With this revelation, I created what I believe is a gift that every parent deserves. I began thinking about how much food was involved in the good memories of life. I began to gather stories of times spent with my dad and the food that helped create those good memories. I wanted to do just a little bit more than simply tell the story of our times together; I decided to add to these stories the lessons I had learned from my dad when we were together. From my gratitude grew a box of memories, associated with food but inspired by the lessons learned from a father.

Because my dad did not live in the same state as I did, my gift would need to be mailed. I drove around gathering up all the food I needed to mail, and then I wrote the stories. I began my gift with a letter of explanation, part of which said, “My gift to you this day is a special way of saying ‘Thanks for the memories.’ In this box is a sampling of foods that I associate with you and the good memory that lingers with them still. Love to you, Amos.”

One of my stories began “All of my memories, at any stage of my life, of going to the movies with you, are wonderful. One important lesson in life stands out thoughhonesty. I remember when I reached the age of twelve and the price of a movie ticket for me went up. Needless to say, I certainly did not look twelve years old, nor did anyone at the movie theatre think so. Every time we’d go to buy my ticket, they would guess me as a “child.” You would always correct them and tell them how old I really was. Your simple and direct honesty set a very strong example of integrity and I desired to be just like you.”

Another story reads “We usually think of a ‘security blanket’ as some kind of tangible object. For me, one of my most treasured ‘security blankets’ was the twelve years that I spent on the ice, looking through the Plexiglass and seeing you in the coffee shop, eating toast and jelly, exactly at the same time every morning. I doubt you knew the value of what you were giving me nor the magnitude of the positive effect it would have on my life. As a mother today, my most important daily goal is to simply be there––always––at the same time––each day––just as my dad was, in the coffee shop.”

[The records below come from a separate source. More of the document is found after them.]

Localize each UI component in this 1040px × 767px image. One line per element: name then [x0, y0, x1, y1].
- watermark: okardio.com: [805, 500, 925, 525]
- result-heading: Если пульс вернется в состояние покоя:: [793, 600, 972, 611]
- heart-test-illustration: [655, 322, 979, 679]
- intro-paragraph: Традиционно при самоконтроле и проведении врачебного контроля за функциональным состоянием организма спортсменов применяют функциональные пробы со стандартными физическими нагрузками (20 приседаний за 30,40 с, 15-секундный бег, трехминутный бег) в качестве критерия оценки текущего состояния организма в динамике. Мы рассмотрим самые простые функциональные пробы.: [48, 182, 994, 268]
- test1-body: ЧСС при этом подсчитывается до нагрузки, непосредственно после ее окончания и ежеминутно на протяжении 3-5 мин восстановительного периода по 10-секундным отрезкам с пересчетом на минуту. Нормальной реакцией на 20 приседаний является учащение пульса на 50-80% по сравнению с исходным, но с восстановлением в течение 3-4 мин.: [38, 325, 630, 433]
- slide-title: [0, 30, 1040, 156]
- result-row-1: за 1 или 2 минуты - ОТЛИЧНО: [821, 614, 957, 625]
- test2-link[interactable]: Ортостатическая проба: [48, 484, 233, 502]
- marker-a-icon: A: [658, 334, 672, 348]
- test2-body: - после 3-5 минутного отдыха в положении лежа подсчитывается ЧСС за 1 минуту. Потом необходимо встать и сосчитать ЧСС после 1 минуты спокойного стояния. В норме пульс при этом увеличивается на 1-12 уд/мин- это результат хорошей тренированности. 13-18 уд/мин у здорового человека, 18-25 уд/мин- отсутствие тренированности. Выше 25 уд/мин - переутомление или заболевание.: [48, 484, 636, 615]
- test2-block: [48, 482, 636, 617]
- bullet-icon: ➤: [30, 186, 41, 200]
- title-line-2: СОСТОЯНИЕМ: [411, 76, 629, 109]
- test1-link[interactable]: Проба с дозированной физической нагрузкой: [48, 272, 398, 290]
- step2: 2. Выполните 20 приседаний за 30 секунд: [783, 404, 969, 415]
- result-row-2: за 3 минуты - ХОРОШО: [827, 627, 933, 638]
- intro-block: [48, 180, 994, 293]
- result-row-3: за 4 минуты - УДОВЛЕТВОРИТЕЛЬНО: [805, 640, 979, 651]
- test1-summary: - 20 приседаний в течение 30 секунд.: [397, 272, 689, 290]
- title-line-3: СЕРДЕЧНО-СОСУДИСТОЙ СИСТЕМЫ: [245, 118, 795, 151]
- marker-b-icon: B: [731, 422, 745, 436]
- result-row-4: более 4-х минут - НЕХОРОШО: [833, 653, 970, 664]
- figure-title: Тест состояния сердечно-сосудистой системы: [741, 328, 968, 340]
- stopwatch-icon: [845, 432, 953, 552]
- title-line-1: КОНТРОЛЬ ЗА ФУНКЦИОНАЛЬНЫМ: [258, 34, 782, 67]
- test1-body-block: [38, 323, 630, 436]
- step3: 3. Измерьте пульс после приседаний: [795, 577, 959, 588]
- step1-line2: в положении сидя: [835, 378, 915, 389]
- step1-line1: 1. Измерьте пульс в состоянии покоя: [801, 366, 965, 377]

If you are fortunate enough to have one or both of your parents still around, I hope you will take the time to share your food memories and maybe a lesson or two that you learned while spending time together. Let them know that they did something right––that their hard work paid off and that you not only appreciate all they did for you, but that you learned from them as well. If your parents are no longer with you, write down the stories anyway for future generations to learn from.

After receiving my gift in the mail and reading all the stories, my dad called to tell me that “this is the best gift I have ever received in my whole life.” At that moment, I realized that my gift to him turned out to be equally as valuable to me; I had made my dad feel like a successful parent, and in turn, I felt like a successful daughter.